Si tres siglos y medio no han bastado para que los científicos establecieran una hipótesis inatacable por ellos mismos; si la astronomía, la única ciencia asentada sobre los diamantinos fundamentos de las matemáticas, sufre tan rudos ataques a pesar de que las demás ciencias la consideran infalible e invulnerable como la verdad misma, ¿qué hemos logrado con denigrar a Platón en provecho de los Babinet? ¿Cómo osan mofarse del modesto experimentador que sinceramente atestigua la realidad de los fenómenos mediumnímicos y mágicos? ¿Cómo se atreven a fijar infranqueables límites a la investigación filosófica? A pesar de todo, los pendencieros partidarios de las hipótesis persisten en acusar de ignorantes y supersticiosos a los eminentes sabios de la antigüedad que manejaban las fuerzas naturales como titanes constructores de mundos y realzaban a la humanidad hasta el nivel de los dioses. ¡Extraño destino el de un siglo que, después de vanagloriarse de haber puesto a la ciencia en la cumbre de la fama, se ve conminado a retroceder para empezar de nuevo el abecedario!

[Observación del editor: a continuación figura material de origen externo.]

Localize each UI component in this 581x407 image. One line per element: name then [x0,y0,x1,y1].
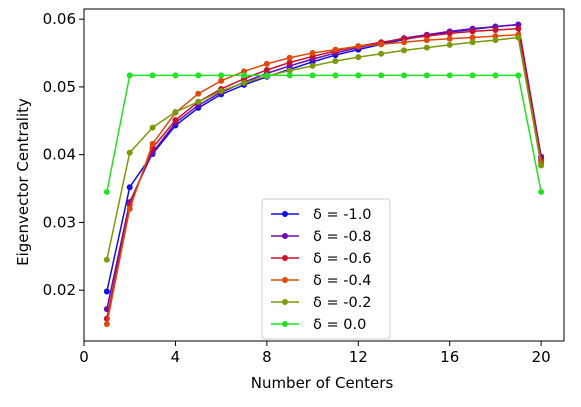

Recapitulando cuanto llevamos expuesto en esta primera parte de nuestra obra, vemos que, desde los arcaicos e ignotos tiempos del hermético Pymander hasta la época presente (107), existió siempre la universal creencia en la magia. Hemos expuesto las ideas de Trismegisto en su diálogo con Asclepio; y prescindiendo de las mil pruebas del predominio de esta creencia en los primeros siglos del cristianismo, extractaremos para nuestro propósito citas paralelas de un autor antiguo y otro moderno.
Algunos miles de años después de la época de Hermes, decía el insigne filósofo Porfirio con respecto al escepticismo dominante en su siglo:
No es maravilla que el vulgo (.....) vea en las imágenes tan sólo pedazos de piedra o madera. Lo mismo les sucede a quienes por desconocer los caracteres no ven más que piedra en las inscripciones estilísticas y tejido de papiro en los manuscritos.
Quince siglos después, declara Sergeant Cox a propósito del proceso incoado contra un médium:
Sea o no culpable el médium, resulta evidente que el proceso ha producido el inesperado efecto de llamar la atención pública hacia fenómenos cuya realidad han atestiguado gran número de competentes investigadores. Quienquiera puede convencerse personalmente de dicha realidad para desarraigar de una vez para siempre las tristes y denigrantes doctrinas materialistas.
De acuerdo con Porfirio y otros teurgos que distinguieron entre la naturaleza de las entidades manifestadas y la del espíritu humano, añade Sergeant Cox como opinión personal:
Verdaderamente hay y habrá siempre discrepancia de opiniones respecto a la causa eficiente de estos fenómenos; pero tanto si son efecto de la fuerza psíquica de los circunstantes como si son espíritus de difuntos, según otros afirman, o bien espíritus elementales, como asegura una tercera opinión, resulta evidente que el hombre no es del todo material, sino que su organismo está animado y movido por algo no material, esto es, no molecular, que además de tener inteligencia puede actuar como fuerza sobre la materia. A este algo le hemos llamado alma a falta de mejor nombre. Gracias al proceso de que vamos tratando, se han enterado de tan buenas nuevas miles de gentes cuya dicha en la vida presente y cuya esperanza en la futura habían tronchado los materialistas con sus insistentes predicaciones de que el alma era una superstición, el hombre un autómata, el pensamiento una secreción, la vida terrena una mera serie de funciones fisiológicas y la futura... lo desconocido.